Better experiments for better metrics
As you set up experiments to gather different metrics, these three qualities are key:
1. Fidelity: How well do your assets (ad, website, etc.) in the experiment align with what they would be in the real world?
In the case of a beverage, a low-fidelity asset would be an image of someone pouring from a bottle that’s implied to be your product. A mockup of the bottle would be higher, and an actual product image would be highest. The higher the fidelity of your images, the more reliable your data.
2. Behavior: How closely does your experiment simulate the real-world conditions you care about?
For example, if real-world shoppers would click through an ad, put things in a shopping cart, initiate checkout, and pay, your experiment should mimic that experience up to the point of payment, then ask them to sign up for a waitlist instead of taking their payment details.
3. Stage: Does your e-commerce testing website look like it belongs to a genuine, maturing organization?
Consumers have been fine-tuning their e-commerce scam-meters for a while now. If your website is vague or unclear, short on information, or lacking in functionality, users are less likely to trust it, and less likely to respond to it in relevant ways.
Learning from marketing and sales
The same tools you use to expand the market for existing products can be adapted to discovery and product development so that you can extrapolate from experiments to real user behavior.
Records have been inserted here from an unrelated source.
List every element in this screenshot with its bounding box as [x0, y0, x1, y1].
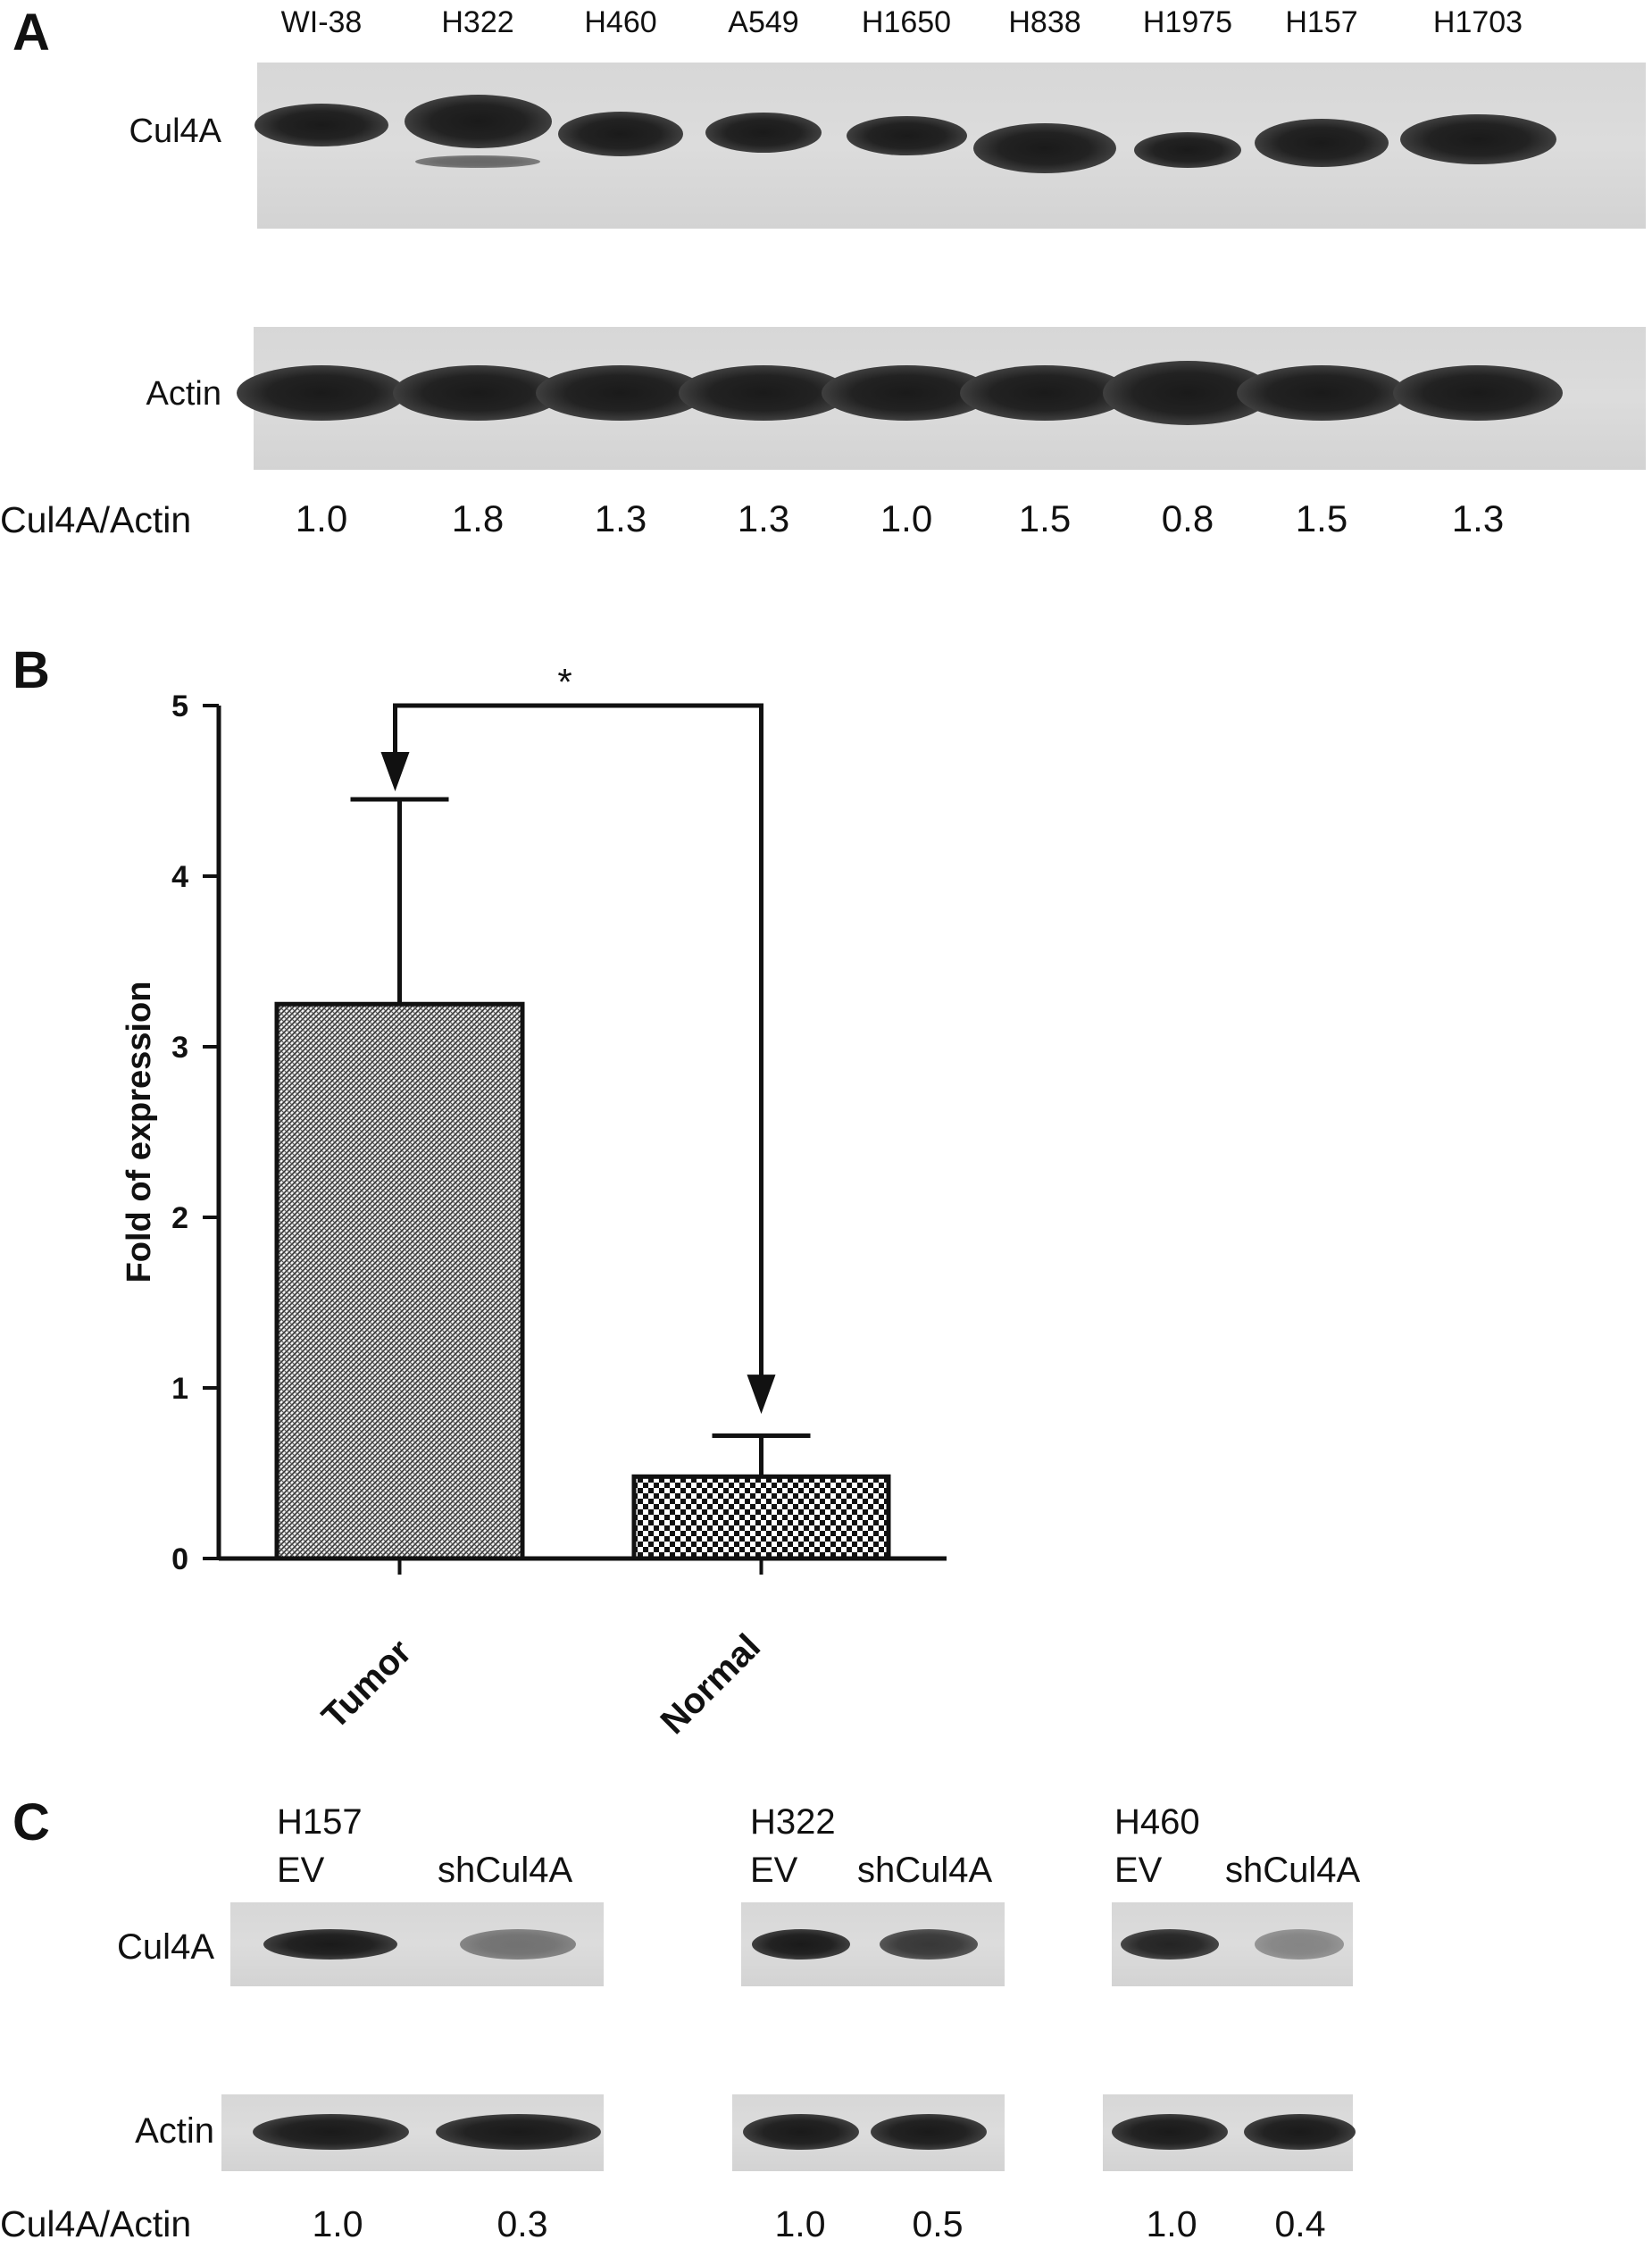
cul4a-band-h157-shcul4a [460, 1929, 576, 1960]
ratio-h157-shcul4a: 0.3 [496, 2203, 548, 2244]
ratio-h838: 1.5 [1018, 497, 1072, 539]
group-h322-lane-shcul4a: shCul4A [857, 1851, 993, 1890]
y-tick-label-0: 0 [171, 1542, 188, 1576]
y-tick-label-4: 4 [171, 860, 188, 894]
actin-band-h157-shcul4a [435, 2114, 601, 2150]
group-h460-actin-blot [1103, 2094, 1356, 2171]
actin-band-h460-shcul4a [1243, 2114, 1356, 2150]
actin-band-h322-ev [743, 2114, 859, 2150]
ratio-h1703: 1.3 [1451, 497, 1505, 539]
cul4a-band-h838 [973, 123, 1116, 173]
lane-label-h157: H157 [1285, 5, 1358, 39]
panel-a-actin-blot [237, 327, 1646, 470]
lane-label-h460: H460 [584, 5, 657, 39]
ratio-h157: 1.5 [1295, 497, 1348, 539]
group-h460-cul4a-blot [1112, 1902, 1353, 1986]
y-tick-label-3: 3 [171, 1031, 188, 1065]
cul4a-band-wi-38 [254, 104, 388, 146]
cul4a-band-h1703 [1399, 114, 1556, 164]
bar-normal [631, 1474, 891, 1561]
panel-a-letter: A [13, 4, 50, 62]
cul4a-band-h460 [558, 112, 683, 156]
panel-c-letter: C [13, 1793, 50, 1851]
cul4a-band-h322-shcul4a [880, 1929, 978, 1960]
ratio-wi-38: 1.0 [295, 497, 348, 539]
actin-band-h460-ev [1112, 2114, 1228, 2150]
actin-band-h838 [960, 365, 1130, 421]
ratio-h322-shcul4a: 0.5 [912, 2203, 964, 2244]
group-h157-lane-ev: EV [277, 1851, 325, 1890]
panel-a-cul4a-blot [254, 63, 1646, 229]
ratio-h157-ev: 1.0 [312, 2203, 363, 2244]
y-tick-label-5: 5 [171, 689, 188, 723]
cul4a-band-h460-shcul4a [1255, 1929, 1344, 1960]
actin-band-h157 [1237, 365, 1406, 421]
bar-tumor [274, 1001, 525, 1561]
actin-band-h460 [536, 365, 705, 421]
cul4a-band-h322-lower [415, 155, 540, 168]
ratio-h1650: 1.0 [880, 497, 933, 539]
x-tick-label-tumor: Tumor [314, 1632, 419, 1736]
cul4a-band-h1650 [846, 116, 967, 155]
group-h157-lane-shcul4a: shCul4A [438, 1851, 573, 1890]
ratio-h322-ev: 1.0 [774, 2203, 826, 2244]
group-h157-cul4a-blot [230, 1902, 604, 1986]
ratio-a549: 1.3 [737, 497, 790, 539]
cul4a-band-h322-ev [752, 1929, 850, 1960]
lane-label-h322: H322 [441, 5, 514, 39]
x-tick-label-normal: Normal [654, 1627, 769, 1742]
y-axis-label: Fold of expression [121, 982, 158, 1283]
panel-b-bars: Tumor Normal [274, 797, 891, 1742]
arrowhead-tumor [380, 751, 410, 791]
group-h322-actin-blot [732, 2094, 1005, 2171]
cul4a-band-a549 [705, 112, 822, 153]
group-h460-lane-shcul4a: shCul4A [1225, 1851, 1361, 1890]
group-h157-actin-blot [221, 2094, 604, 2171]
arrowhead-normal [747, 1375, 776, 1415]
cul4a-band-h460-ev [1121, 1929, 1219, 1960]
y-tick-label-2: 2 [171, 1201, 188, 1235]
lane-label-a549: A549 [728, 5, 799, 39]
y-tick-label-1: 1 [171, 1372, 188, 1406]
panel-b-axes: 0 1 2 3 4 5 Fold of expression [121, 689, 947, 1576]
panel-a-ratio-label: Cul4A/Actin [0, 499, 192, 540]
cul4a-band-h157-ev [263, 1929, 397, 1960]
cul4a-band-h1975 [1134, 132, 1241, 168]
lane-label-h838: H838 [1008, 5, 1081, 39]
group-h460-lane-ev: EV [1114, 1851, 1163, 1890]
ratio-h460-ev: 1.0 [1146, 2203, 1197, 2244]
group-h322-lane-ev: EV [750, 1851, 798, 1890]
panel-b-significance-arrow: * [380, 661, 776, 1415]
ratio-h1975: 0.8 [1161, 497, 1214, 539]
panel-c-actin-row-label: Actin [135, 2111, 214, 2151]
actin-band-a549 [679, 365, 848, 421]
group-cell-line-h322: H322 [750, 1802, 836, 1842]
lane-label-h1975: H1975 [1142, 5, 1233, 39]
ratio-h460-shcul4a: 0.4 [1274, 2203, 1326, 2244]
lane-label-h1650: H1650 [861, 5, 952, 39]
panel-c-ratio-label: Cul4A/Actin [0, 2203, 192, 2244]
cul4a-band-h322 [404, 95, 552, 148]
significance-asterisk: * [557, 661, 572, 703]
actin-band-wi-38 [237, 365, 406, 421]
group-h322-cul4a-blot [741, 1902, 1005, 1986]
group-cell-line-h460: H460 [1114, 1802, 1200, 1842]
actin-band-h322-shcul4a [871, 2114, 987, 2150]
lane-label-h1703: H1703 [1432, 5, 1523, 39]
lane-label-wi-38: WI-38 [280, 5, 363, 39]
ratio-h322: 1.8 [451, 497, 505, 539]
cul4a-band-h157 [1255, 119, 1389, 167]
ratio-h460: 1.3 [594, 497, 647, 539]
actin-band-h322 [393, 365, 563, 421]
panel-b-letter: B [13, 641, 50, 699]
panel-a-actin-row-label: Actin [146, 375, 221, 413]
significance-bracket [393, 703, 763, 1379]
panel-c-cul4a-row-label: Cul4A [117, 1927, 214, 1967]
panel-b-bar-chart: 0 1 2 3 4 5 Fold of expression Tumor Normal * [121, 661, 947, 1742]
actin-band-h157-ev [252, 2114, 409, 2150]
panel-a-cul4a-row-label: Cul4A [129, 113, 222, 150]
group-cell-line-h157: H157 [277, 1802, 363, 1842]
actin-band-h1703 [1393, 365, 1563, 421]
Consider how similar these metrics for product discovery experiments are to marketing metrics:
- Reach: Total number of users who saw an experimental ad
- Click to Respond (CTR) percentage: How many people clicked on the ad
- Add to Cart (ATC) percentage: How many people added the product to their shopping cart
- Conversion percentage: How many people tried to purchase the product/check out
- Signup percentage: How many people signed up for a wait list after being told the product wasn’t currently available
- Cost per result: How much it costs per ATC, i.e. for each person who expresses an interest and acts on it
Your marketing and sales teams use data to identify users’ issues with an existing product, improve it, and use approaches like split testing and funnel optimization to do a better job of selling it. Using the Blimp platform with our partners, Bionic applies similar technology and frameworks to help identify consumer pain points for which there is no good solution, create a product to solve it, and then iterate on audience, messaging, and brand until arriving at the right product for the right users at the right cost per result.
All the data in the world can’t deliver a perfect guarantee that a product is worth developing and will be successful. Ultimately, consumer desires are too mercurial and personal to be fully quantified. Don’t feel limited by focusing on one “metric that matters” — dive into the potential relevant metrics, and feel more confident about whether or not to keep investing in and testing a specific new product.